Manque de lucidité de son commandant, l’amiral Abe, lui aussi gravement blessé ? Yamamoto, le stratège en chef, s’exaspère. La nuit suivante, l’affrontement tourne de nouveau à l’avantage des Japonais, malgré de lourdes pertes ; mais comme Abe, l’amiral Kondo rompt les hostilités. Il estime que la voie pour le débarquement des transports de troupes est libre. Erreur : au petit jour, les péniches de débarquement qui se sont volontairement échouées sont une proie facile pour les pilotes US. De 2000 à 3000 Japonais parviennent à débarquer mais nombre d’autres ont trouvé la mort et la plus grande part du ravitaillement est détruit.
NUIT DU 30 NOVEMBRE
La flotte nippone coule un croiseur et endommage lourdement trois autres navires mais ne parvient pas à tirer profit de la situation. Dans ses flancs repartent les troupes prévues en renfort qui n’ont pu être débarquées.
DEBUT DECEMBRE
Sortis des arsenaux à un rythme accéléré, des navires de l’US Navy arrivent toujours plus nombreux. Sur l’eau comme dans les airs, la mainmise américaine s’étend.
9 DECEMBRE
Vandergrift et ceux qui restent des Marines de la première heure sont relevés. Les remplacent le général Patch, la deuxième division de Marines et deux divisions de l’infanterie.
JANVIER 1943
Privée d’appui désormais, une partie des troupes japonaises s’est regroupée sur le mont Austen, à quelques kilomètres du terrain d’aviation. Une position qui leur permet d’observer les manœuvres de l’adversaire, en dépit des très difficiles conditions de vie qui sont les leurs désormais. Avant de s’en prendre au reste des effectifs, sur la partie ouest de l’île, Le général Alexander Patch (Photo DR) décide que l'urgence est de nettoyer la place.
FIN JANVIER
Dans la jungle ou dans les hautes herbes mais toujours dans la poisseur de l’air, chaque geste est un calvaire. Le ravitaillement s’effectue à dos d’homme. Les blessés sont évacués par des pistes accidentées. Terrés dans des tranchées ou des grottes, les Japonais offrent une résistance héroïque. Les déloger se fait à la grenade, au lance-flammes ou au mortier. Bien des combats se terminent au corps-à-corps. Patch décide de contourner l’obstacle et concentre ses efforts sur les troupes de Hyakutake, à l’ouest de Guadalcanal.
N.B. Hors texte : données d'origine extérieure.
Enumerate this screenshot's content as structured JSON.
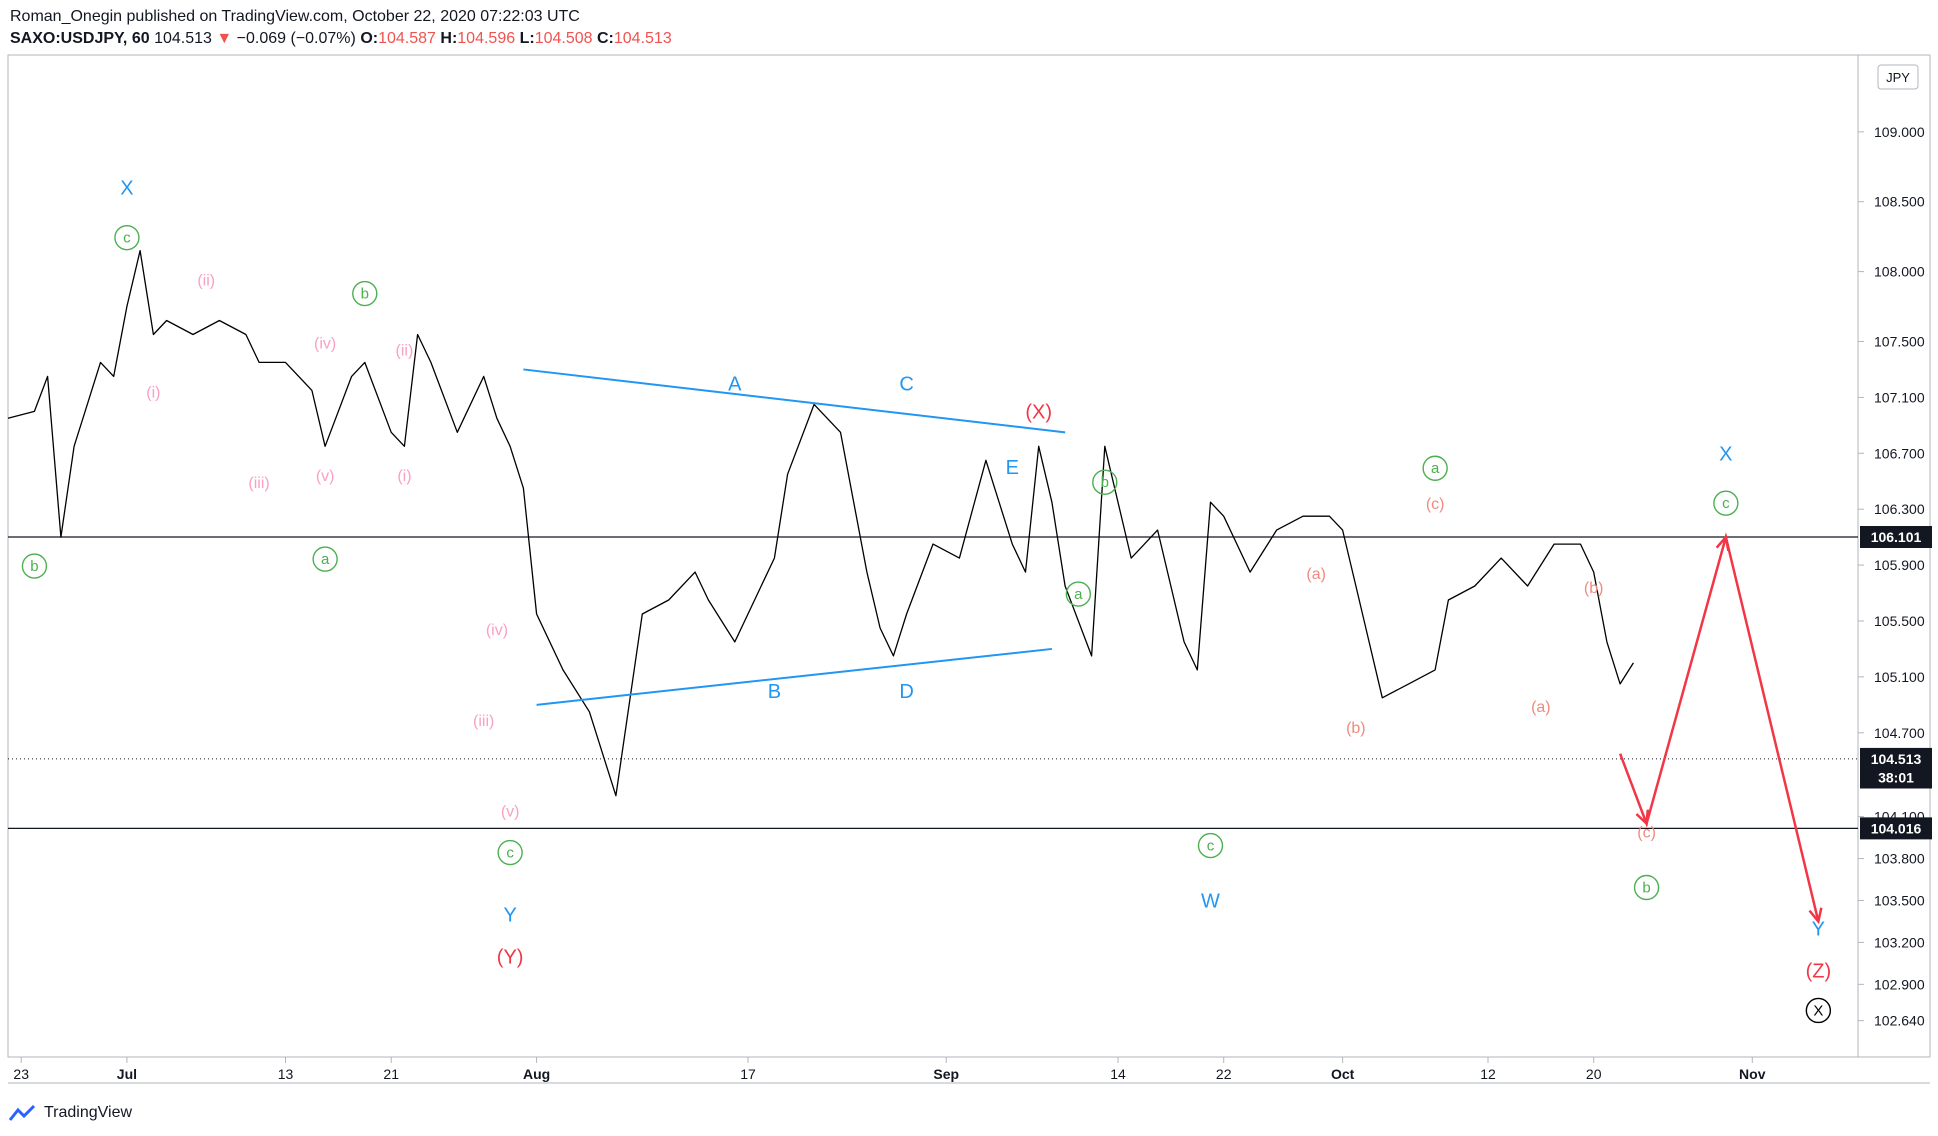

De fait, le général et son état-major ont déjà levé le camp. Ils ont été rapatriés sur la grande île de Bougainville afin d’organiser la défense de leurs positions en Nouvelle-Guinée, estimant Guadalcanal perdue.
DEBUT FEVRIER
Les derniers raids du Tokyo Express ne servent plus qu’à évacuer entre 7 000 et 8 000 combattants survivants de l’Empire. Certains sont blessés, beaucoup sont malades, tous sont affamés, réduits à se nourrir de racines et d’écorces. Dans la forêt, quelques-uns ont fini dans la marmite des tribus autochtones.
7 FEVRIER
L’US Army est maîtresse de l'« Ile de la mort », comme l’appellent désormais les Japonais. Jonché des épaves de 67 navires et de plus de 1 300 avions, le détroit de Guadalcanal passe à la postérité comme "la mer de la rouille" (rust sea) ou « Détroit au fond de ferraille » (« Iron Bottom Sound »). 7 100 Américains et 31 000 Japonais y ont laissé leur vie.